Yara looked across the square, Rosa moving through bowls like a woman remade for warmth, Hass instructing a young mason on the whisper of stone, the Mother tacking colored scraps above task stations so the illiterate could still find their place, the Watchman scanning the approaches from his awning, the Guard testing the gate’s latch. The market glowed with sweat and the promise of more sweat.
“It has to be this shape,” Yara said. “Until we have the luxury to choose a prettier one.”
Eliza didn’t argue. “Then write it down,” she said, lifting the ledger. “So when we forget why we made these choices, we can hate the right person for the right reason.”
Yara almost smiled. “Hate me later,” she told her. “For now, carry water to the masons.”
Eliza made a face and went because love sometimes looks like obeying orders.
Night came. The new gate closed with a sound like the inside of a promise. The wall held its warmth. Rosa dimmed her hands to embers. The Mother scheduled sleep like a drill. The guard stood at his post by the gate, but the shadows found a door instead of a mouth. The Watchman climbed down from his awning and settled into a rotation with the Guard, eyes closing only when Eliza’s tally said it was safe.
Yara climbed the brace the Builder had raised and looked upslope. The castle was a black hinge between two shades of dark. Somewhere beyond its silhouette, bells would be rung on purpose. She wanted to hear them break.
The Gem spoke, low and intimate in her ear. You made them into parts of a body. Fingers, spine, throat. Next, give the body teeth.
“We have teeth,” Yara said, thinking of the Scion’s molten heat and the Horror’s skittering joy. She thought of Rosa and Hass' sacrifice, melted and poured back into function, and felt a sick, fierce pride.

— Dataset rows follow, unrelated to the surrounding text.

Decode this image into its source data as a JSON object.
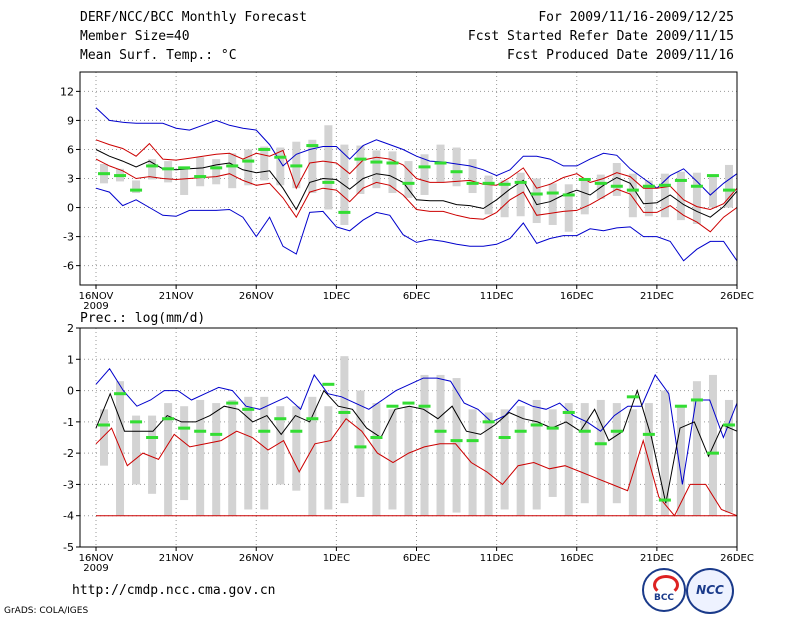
{
  "header": {
    "title": "DERF/NCC/BCC Monthly Forecast",
    "member_size": "Member Size=40",
    "variable": "Mean Surf. Temp.: °C",
    "period": "For 2009/11/16-2009/12/25",
    "started": "Fcst Started Refer Date 2009/11/15",
    "produced": "Fcst Produced Date 2009/11/16"
  },
  "footer": {
    "url": "http://cmdp.ncc.cma.gov.cn",
    "grads": "GrADS: COLA/IGES",
    "logo1": "BCC",
    "logo2": "NCC"
  },
  "colors": {
    "max": "#0000cc",
    "spread": "#cc0000",
    "mean": "#000000",
    "box": "#d3d3d3",
    "marker": "#33dd33"
  },
  "chart_data": [
    {
      "type": "line",
      "title": "Mean Surf. Temp.: °C",
      "x_day_start": 0,
      "x_day_end": 40,
      "ylim": [
        -8,
        14
      ],
      "yticks": [
        -6,
        -3,
        0,
        3,
        6,
        9,
        12
      ],
      "xticks": [
        {
          "day": 0,
          "label": "16NOV"
        },
        {
          "day": 5,
          "label": "21NOV"
        },
        {
          "day": 10,
          "label": "26NOV"
        },
        {
          "day": 15,
          "label": "1DEC"
        },
        {
          "day": 20,
          "label": "6DEC"
        },
        {
          "day": 25,
          "label": "11DEC"
        },
        {
          "day": 30,
          "label": "16DEC"
        },
        {
          "day": 35,
          "label": "21DEC"
        },
        {
          "day": 40,
          "label": "26DEC"
        }
      ],
      "year_label": "2009",
      "series": [
        {
          "name": "max",
          "values": [
            10.3,
            9.0,
            8.8,
            8.7,
            8.7,
            8.7,
            8.2,
            8.0,
            8.5,
            9.0,
            8.5,
            8.2,
            8.0,
            6.5,
            4.3,
            5.5,
            6.0,
            6.3,
            6.3,
            5.0,
            6.4,
            7.0,
            6.5,
            6.0,
            5.3,
            4.8,
            4.7,
            4.5,
            4.3,
            3.9,
            3.3,
            3.9,
            5.3,
            5.3,
            5.0,
            4.3,
            4.3,
            5.0,
            5.6,
            5.4,
            4.0,
            3.0,
            2.0,
            3.3,
            4.0,
            2.7,
            1.3,
            2.5,
            3.5
          ]
        },
        {
          "name": "upper",
          "values": [
            7.0,
            6.5,
            6.1,
            5.3,
            6.6,
            5.0,
            4.9,
            5.1,
            5.3,
            5.5,
            5.6,
            5.0,
            5.6,
            5.3,
            5.9,
            2.0,
            4.6,
            4.8,
            4.6,
            3.5,
            4.9,
            5.2,
            5.0,
            4.4,
            3.0,
            2.6,
            2.6,
            2.7,
            2.8,
            2.4,
            2.3,
            3.1,
            4.1,
            2.0,
            2.4,
            3.1,
            3.5,
            2.6,
            3.0,
            3.6,
            3.2,
            2.0,
            2.0,
            2.2,
            0.8,
            0.1,
            -0.2,
            0.4,
            2.0
          ]
        },
        {
          "name": "mean",
          "values": [
            6.0,
            5.3,
            4.8,
            4.2,
            4.8,
            4.0,
            3.9,
            4.0,
            4.1,
            4.4,
            4.6,
            3.9,
            3.6,
            3.8,
            2.0,
            -0.2,
            2.6,
            3.0,
            2.9,
            1.9,
            3.0,
            3.5,
            3.3,
            2.6,
            0.8,
            0.7,
            0.7,
            0.3,
            0.2,
            -0.1,
            0.8,
            1.9,
            2.8,
            0.3,
            0.6,
            1.3,
            1.8,
            1.3,
            2.3,
            3.1,
            2.5,
            0.4,
            0.5,
            1.3,
            0.3,
            -0.4,
            -1.0,
            0.1,
            1.7
          ]
        },
        {
          "name": "lower",
          "values": [
            5.0,
            4.3,
            3.8,
            3.0,
            3.2,
            3.0,
            2.9,
            3.0,
            3.1,
            3.2,
            3.5,
            2.8,
            2.3,
            2.5,
            1.0,
            -1.0,
            1.6,
            2.0,
            1.8,
            0.6,
            2.0,
            2.6,
            2.3,
            1.3,
            -0.2,
            -0.4,
            -0.4,
            -0.8,
            -1.1,
            -1.2,
            -0.5,
            0.8,
            1.6,
            -0.8,
            -0.6,
            -0.4,
            -0.3,
            0.3,
            1.1,
            1.9,
            1.4,
            -0.5,
            -0.5,
            0.2,
            -0.8,
            -1.5,
            -2.5,
            -1.0,
            0.0
          ]
        },
        {
          "name": "min",
          "values": [
            2.0,
            1.6,
            0.2,
            0.8,
            0.0,
            -0.8,
            -0.9,
            -0.3,
            -0.3,
            -0.3,
            -0.2,
            -1.0,
            -3.0,
            -1.0,
            -4.0,
            -4.8,
            -0.5,
            -0.4,
            -2.0,
            -2.4,
            -1.3,
            -0.5,
            -0.8,
            -2.8,
            -3.6,
            -3.3,
            -3.5,
            -3.8,
            -4.0,
            -4.0,
            -3.8,
            -3.2,
            -1.6,
            -3.7,
            -3.2,
            -2.9,
            -2.9,
            -2.2,
            -2.4,
            -2.1,
            -2.0,
            -3.0,
            -3.0,
            -3.5,
            -5.5,
            -4.3,
            -3.5,
            -3.5,
            -5.5
          ]
        }
      ],
      "boxes_days": [
        0,
        1,
        2,
        3,
        4,
        5,
        6,
        7,
        8,
        9,
        10,
        11,
        12,
        13,
        14,
        15,
        16,
        17,
        18,
        19,
        20,
        21,
        22,
        23,
        24,
        25,
        26,
        27,
        28,
        29,
        30,
        31,
        32,
        33,
        34,
        35,
        36,
        37,
        38,
        39
      ],
      "box_low": [
        2.5,
        2.7,
        1.5,
        2.9,
        2.6,
        1.3,
        2.2,
        2.4,
        2.0,
        2.3,
        2.8,
        2.3,
        2.0,
        1.5,
        -0.2,
        -1.8,
        1.4,
        2.0,
        1.5,
        1.0,
        1.3,
        2.6,
        2.2,
        1.5,
        -0.7,
        -1.0,
        -0.9,
        -1.6,
        -1.8,
        -2.5,
        -0.7,
        0.9,
        1.2,
        -1.0,
        -0.9,
        -1.0,
        -1.3,
        -1.7,
        0.0,
        0.0
      ],
      "box_high": [
        4.5,
        4.0,
        2.8,
        5.0,
        4.8,
        4.2,
        5.2,
        5.0,
        5.6,
        6.0,
        6.3,
        6.2,
        6.8,
        7.0,
        8.5,
        6.5,
        6.4,
        5.9,
        5.8,
        4.8,
        5.5,
        6.5,
        6.2,
        5.0,
        3.3,
        2.8,
        3.6,
        3.0,
        2.5,
        2.4,
        2.8,
        3.4,
        4.6,
        3.5,
        2.8,
        3.5,
        3.7,
        3.6,
        3.2,
        4.4
      ],
      "markers": [
        3.5,
        3.3,
        1.8,
        4.3,
        4.0,
        4.1,
        3.2,
        4.1,
        4.3,
        4.8,
        6.0,
        5.2,
        4.3,
        6.4,
        2.6,
        -0.5,
        5.0,
        4.7,
        4.6,
        2.5,
        4.2,
        4.6,
        3.7,
        2.5,
        2.5,
        2.4,
        2.6,
        1.4,
        1.5,
        1.3,
        2.9,
        2.5,
        2.2,
        1.8,
        2.2,
        2.3,
        2.8,
        2.2,
        3.3,
        1.8
      ]
    },
    {
      "type": "line",
      "title": "Prec.: log(mm/d)",
      "x_day_start": 0,
      "x_day_end": 40,
      "ylim": [
        -5,
        2
      ],
      "yticks": [
        -5,
        -4,
        -3,
        -2,
        -1,
        0,
        1,
        2
      ],
      "xticks": [
        {
          "day": 0,
          "label": "16NOV"
        },
        {
          "day": 5,
          "label": "21NOV"
        },
        {
          "day": 10,
          "label": "26NOV"
        },
        {
          "day": 15,
          "label": "1DEC"
        },
        {
          "day": 20,
          "label": "6DEC"
        },
        {
          "day": 25,
          "label": "11DEC"
        },
        {
          "day": 30,
          "label": "16DEC"
        },
        {
          "day": 35,
          "label": "21DEC"
        },
        {
          "day": 40,
          "label": "26DEC"
        }
      ],
      "year_label": "2009",
      "series": [
        {
          "name": "max",
          "values": [
            0.2,
            0.7,
            0.0,
            -0.5,
            -0.3,
            0.0,
            0.0,
            -0.3,
            -0.1,
            0.1,
            0.0,
            -0.5,
            -0.6,
            -0.4,
            -0.2,
            -0.6,
            0.5,
            -0.1,
            -0.2,
            -0.4,
            -0.6,
            -0.3,
            0.0,
            0.2,
            0.4,
            0.4,
            0.3,
            -0.4,
            -0.6,
            -1.0,
            -0.8,
            -0.3,
            -0.5,
            -0.6,
            -0.4,
            -0.8,
            -1.0,
            -1.3,
            -0.8,
            -0.5,
            -0.5,
            0.5,
            -0.1,
            -3.0,
            -0.3,
            -0.3,
            -1.5,
            -0.4
          ]
        },
        {
          "name": "mean",
          "values": [
            -1.2,
            -0.1,
            -1.3,
            -1.3,
            -1.3,
            -0.8,
            -1.0,
            -1.0,
            -0.8,
            -0.5,
            -0.6,
            -1.0,
            -0.8,
            -1.4,
            -0.8,
            -1.0,
            0.0,
            -0.5,
            -0.6,
            -1.2,
            -1.5,
            -0.6,
            -0.5,
            -0.6,
            -0.9,
            -0.5,
            -1.3,
            -1.4,
            -1.1,
            -0.7,
            -0.9,
            -1.0,
            -1.2,
            -1.0,
            -1.3,
            -0.6,
            -1.6,
            -1.3,
            0.0,
            -1.5,
            -3.6,
            -1.2,
            -1.0,
            -2.1,
            -1.1,
            -1.3
          ]
        },
        {
          "name": "min",
          "values": [
            -1.7,
            -1.2,
            -2.4,
            -2.0,
            -2.2,
            -1.4,
            -1.8,
            -1.7,
            -1.6,
            -1.3,
            -1.5,
            -1.9,
            -1.6,
            -2.6,
            -1.7,
            -1.6,
            -0.9,
            -1.3,
            -2.0,
            -2.3,
            -2.0,
            -1.8,
            -1.7,
            -1.7,
            -2.3,
            -2.6,
            -3.0,
            -2.4,
            -2.3,
            -2.5,
            -2.4,
            -2.6,
            -2.8,
            -3.0,
            -3.2,
            -1.6,
            -3.4,
            -4.0,
            -3.0,
            -3.0,
            -3.8,
            -4.0
          ]
        }
      ],
      "bottom_line": -4,
      "boxes_days": [
        0,
        1,
        2,
        3,
        4,
        5,
        6,
        7,
        8,
        9,
        10,
        11,
        12,
        13,
        14,
        15,
        16,
        17,
        18,
        19,
        20,
        21,
        22,
        23,
        24,
        25,
        26,
        27,
        28,
        29,
        30,
        31,
        32,
        33,
        34,
        35,
        36,
        37,
        38,
        39
      ],
      "box_low": [
        -2.4,
        -4.0,
        -3.0,
        -3.3,
        -4.0,
        -3.5,
        -4.0,
        -4.0,
        -4.0,
        -3.8,
        -3.8,
        -3.0,
        -3.2,
        -4.0,
        -3.8,
        -3.6,
        -3.4,
        -4.0,
        -3.8,
        -4.0,
        -4.0,
        -4.0,
        -3.9,
        -4.0,
        -4.0,
        -3.8,
        -4.0,
        -3.8,
        -3.4,
        -4.0,
        -3.6,
        -4.0,
        -3.6,
        -4.0,
        -4.0,
        -4.0,
        -4.0,
        -4.0,
        -4.0,
        -3.9
      ],
      "box_high": [
        -0.6,
        0.3,
        -0.8,
        -0.8,
        -0.4,
        -0.5,
        -0.3,
        -0.4,
        -0.3,
        -0.2,
        -0.2,
        -0.5,
        -0.5,
        -0.2,
        -0.5,
        1.1,
        0.0,
        -0.4,
        -0.6,
        -0.5,
        0.5,
        0.5,
        0.4,
        -0.6,
        -0.7,
        -0.6,
        -0.5,
        -0.3,
        -0.6,
        -0.4,
        -0.4,
        -0.3,
        -0.4,
        -0.6,
        -0.4,
        0.0,
        -0.5,
        0.3,
        0.5,
        -0.3
      ],
      "markers": [
        -1.1,
        -0.1,
        -1.0,
        -1.5,
        -0.9,
        -1.2,
        -1.3,
        -1.4,
        -0.4,
        -0.6,
        -1.3,
        -0.9,
        -1.3,
        -0.9,
        0.2,
        -0.7,
        -1.8,
        -1.5,
        -0.5,
        -0.4,
        -0.5,
        -1.3,
        -1.6,
        -1.6,
        -1.0,
        -1.5,
        -1.3,
        -1.1,
        -1.2,
        -0.7,
        -1.3,
        -1.7,
        -1.3,
        -0.2,
        -1.4,
        -3.5,
        -0.5,
        -0.3,
        -2.0,
        -1.1
      ]
    }
  ]
}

“Yara,” Eliza called softly from below. “You don’t have to stand the whole night.”
“If I sit, I’ll pretend this is enough,” Yara said. “It isn’t.”

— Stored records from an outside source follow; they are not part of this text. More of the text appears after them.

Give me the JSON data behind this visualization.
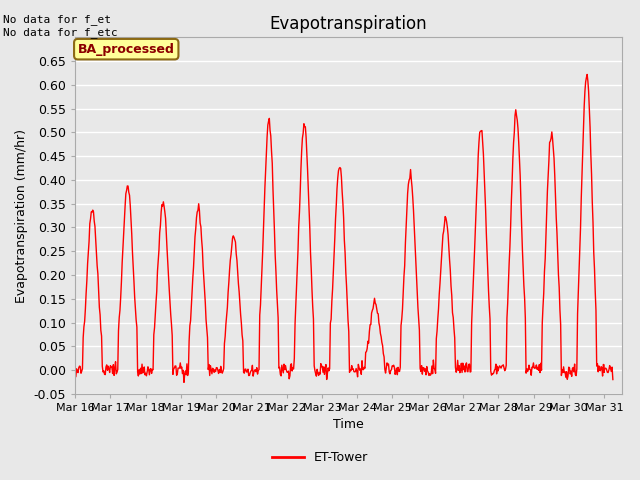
{
  "title": "Evapotranspiration",
  "ylabel": "Evapotranspiration (mm/hr)",
  "xlabel": "Time",
  "ylim": [
    -0.05,
    0.7
  ],
  "yticks": [
    -0.05,
    0.0,
    0.05,
    0.1,
    0.15,
    0.2,
    0.25,
    0.3,
    0.35,
    0.4,
    0.45,
    0.5,
    0.55,
    0.6,
    0.65
  ],
  "line_color": "#ff0000",
  "line_width": 1.0,
  "bg_color": "#e8e8e8",
  "plot_bg_color": "#e8e8e8",
  "grid_color": "#ffffff",
  "text_topleft": "No data for f_et\nNo data for f_etc",
  "legend_label": "ET-Tower",
  "legend_box_label": "BA_processed",
  "legend_box_color": "#ffff99",
  "legend_box_border": "#8b6914",
  "xtick_labels": [
    "Mar 16",
    "Mar 17",
    "Mar 18",
    "Mar 19",
    "Mar 20",
    "Mar 21",
    "Mar 22",
    "Mar 23",
    "Mar 24",
    "Mar 25",
    "Mar 26",
    "Mar 27",
    "Mar 28",
    "Mar 29",
    "Mar 30",
    "Mar 31"
  ],
  "num_days": 15,
  "peaks": [
    0.34,
    0.39,
    0.35,
    0.34,
    0.28,
    0.52,
    0.52,
    0.43,
    0.14,
    0.41,
    0.32,
    0.51,
    0.54,
    0.5,
    0.62
  ]
}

Eliza’s voice was steady. “Then I’ll stand until enough touches both of us.”
They stood. The wall hummed. The square slept in shifts like a thing that trusted its own pulse.
Far above, a single bell struck and did not ring again. The sound traveled down the hill and reached them thin as thread.
Eliza listened. “He heard,” she said.
“Good,” Yara said. “So did we.”
The Gem purred, content. Build. Then take. Then build from what you take.
Yara watched the new gate until it felt like it was watching back. “Soon,” she told it, and the stone answered with a warmth in her palm as if it understood the word and liked the taste.
Rumor walked uphill again, heavier this time, carrying not just bread and heat, but a line of wall that would still be there in the morning.